Admittedly I don’t read Mandy’s delightful blog, Mandyland as much as I wish I could, but I dig this woman so much, especially after reading the letter below.
Mandy has had a rough year surviving a divorce with two young children and has not only lived to tell about it, has handled it with grace and dignity.
Her poignant letter proves that sometimes all we need to know is that no matter what curve balls life throws us, every little thing is going to be okay.
I heard that old song on the radio again. Do you remember it? Letter to Me? As I sat in the car and sang along, I came up with the idea to write a letter to myself and hope through some sort of magic, it will be delivered safely to my hands when I need it the most. If I had a guess, I’d say spring of 2012. I know that was a rough year.
First of all, I want to assure you – the Apocalypse doesn’t happen. However, all your friends will rave over the zombie cupcakes you’ll bake and you’ll keep canning and gardening. Just in case.
Whatever you do though, don’t buy a goat thinking you’ll make cheese. It’s a huge waste of time and that stupid thing will eat all your plants.
Now that I’ve eased your mind in that respect, let’s get serious. I want to tell you it’s going to be okay. I know you don’t feel like it will be and you’re annoyed as hell at all the people saying it to you, but it’s true. Everything is going to be okay.
The kids are going to be just fine. Joseph doesn’t end up a serial killer and Elizabeth won’t be a dictator.
In fact, do you remember how Joseph always said he wanted to be a firefighter when he grew up? I’m not going to ruin the surprise, but suffice to say, that same caring, loving little boy who wanted to help people is going to grow up to be a caring, loving man who does. I’m so proud of him. He came by the house for dinner yesterday and told me something I think you need to hear. He sat at the table, that six foot plus man who used to be a little armful, and said, “You did the right thing, you and Dad. You did. I don’t think there was anything else you could do.”
I teared up. I know you’re worrying right now about whether or not he’ll ever forgive you. Please know he never blamed. He never thought there was something to forgive.
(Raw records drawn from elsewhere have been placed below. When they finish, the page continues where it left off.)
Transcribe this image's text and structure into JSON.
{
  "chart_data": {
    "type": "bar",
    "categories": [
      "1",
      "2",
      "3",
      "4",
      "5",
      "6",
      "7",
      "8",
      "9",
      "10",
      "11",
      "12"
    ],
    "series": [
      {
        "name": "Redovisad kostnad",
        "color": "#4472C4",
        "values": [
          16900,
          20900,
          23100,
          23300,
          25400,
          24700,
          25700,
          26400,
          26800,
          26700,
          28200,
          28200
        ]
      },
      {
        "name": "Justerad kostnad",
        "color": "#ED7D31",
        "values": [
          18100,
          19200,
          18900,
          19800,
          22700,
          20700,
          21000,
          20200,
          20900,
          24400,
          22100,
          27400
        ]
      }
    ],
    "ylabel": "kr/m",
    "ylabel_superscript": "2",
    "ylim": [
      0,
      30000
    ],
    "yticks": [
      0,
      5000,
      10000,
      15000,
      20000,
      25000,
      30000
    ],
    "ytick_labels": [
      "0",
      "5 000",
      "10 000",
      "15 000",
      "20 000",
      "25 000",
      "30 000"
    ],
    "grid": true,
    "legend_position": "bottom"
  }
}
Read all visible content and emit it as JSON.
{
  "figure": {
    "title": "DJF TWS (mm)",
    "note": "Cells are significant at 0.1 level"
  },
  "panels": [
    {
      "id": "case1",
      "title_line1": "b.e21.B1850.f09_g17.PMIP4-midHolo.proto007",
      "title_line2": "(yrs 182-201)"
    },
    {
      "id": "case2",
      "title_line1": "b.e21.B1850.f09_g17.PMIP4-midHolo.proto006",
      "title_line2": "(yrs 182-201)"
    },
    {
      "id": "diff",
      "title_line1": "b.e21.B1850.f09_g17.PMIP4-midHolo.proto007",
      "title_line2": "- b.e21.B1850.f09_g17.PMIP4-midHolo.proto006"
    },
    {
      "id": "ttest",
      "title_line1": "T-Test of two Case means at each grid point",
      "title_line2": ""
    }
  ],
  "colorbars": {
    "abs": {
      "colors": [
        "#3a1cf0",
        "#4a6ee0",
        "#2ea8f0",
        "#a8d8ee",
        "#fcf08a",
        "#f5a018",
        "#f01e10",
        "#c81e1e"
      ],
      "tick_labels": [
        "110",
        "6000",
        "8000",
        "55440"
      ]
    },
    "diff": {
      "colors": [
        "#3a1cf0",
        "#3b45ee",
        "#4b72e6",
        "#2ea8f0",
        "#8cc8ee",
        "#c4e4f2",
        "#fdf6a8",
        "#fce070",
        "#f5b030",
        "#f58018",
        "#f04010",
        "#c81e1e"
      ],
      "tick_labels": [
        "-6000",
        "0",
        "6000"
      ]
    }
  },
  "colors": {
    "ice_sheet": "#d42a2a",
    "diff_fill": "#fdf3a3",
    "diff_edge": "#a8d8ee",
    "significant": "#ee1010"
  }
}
As for our Miss Elizabeth…I’m not going to lie. Her teenage years were tough, but you’ll both get through it. A little battered and bruised perhaps, but if you can see her as I see her today, you’ll know you did a good job. She’s beautiful, strong, independent, and most of all, just like her Nana.
I know! You think it’s your worst nightmare, but trust me. It’s not. She has a big heart and a steely resolve. That girl conquers the world and she does it with her dimpled grin in place.
As for Chad, well, he’s going to be there. He’s still one of my best friends, coming over for Sunday brunch at least once a month. Does he have someone special in his life? He does. And don’t worry. You’ll get along just fine. In fact, better than you do with Chad half the time.
And I know you’re wondering if you’ll find love again. Don’t be a dork. Of course you will. And he’s pretty rockin’. Just remember, relax and trust in your heart. It’ll take a while, but you’ll get to the point where you’ll feel like you can trust another person, so stop freaking out. You are not going to be a lonely old woman with chickens and cats. Mostly because the cats eat the chickens, but I’m getting off track.
It’s going to take you most of 2012, but I promise you, by the end you’ll come into your own. And yes, you’ll keep writing. And no, I’m not saying anything else. Just trust me on this one. You’ll find love and a publisher. No. They’re not the same person so stop Googling single publishers.
Please remember to be kind to yourself. Cut yourself some slack. I know it’s not in your nature, but you need to ease up on yourself and stop feeling guilty all the time. You’re working full time. So what? The kids will be fine with it. You’re not going to miss out on anything. They know they’re loved and that’s really all that matters in the end.
I thought long and hard about when I wanted to deliver this letter. For a moment I almost sent it back to 2002 and told you to stop seeing that guy Chad and concentrate on the teacher for troubled youth. What was his name? Nevermind. It’s not important. What is important is realizing I don’t regret marrying Chad. I don’t regret it because it gave me the two more beautiful, precious gifts a woman could receive. When you’re feeling that tinge of regret, just remember that.
I’m going to end this letter without a lotto reveal – though now that I think of it, that’d be a great idea – instead I’m going to end it with the phrase you hate, the phrase that you’ll come to realize is true:
Every little thing is going to be okay.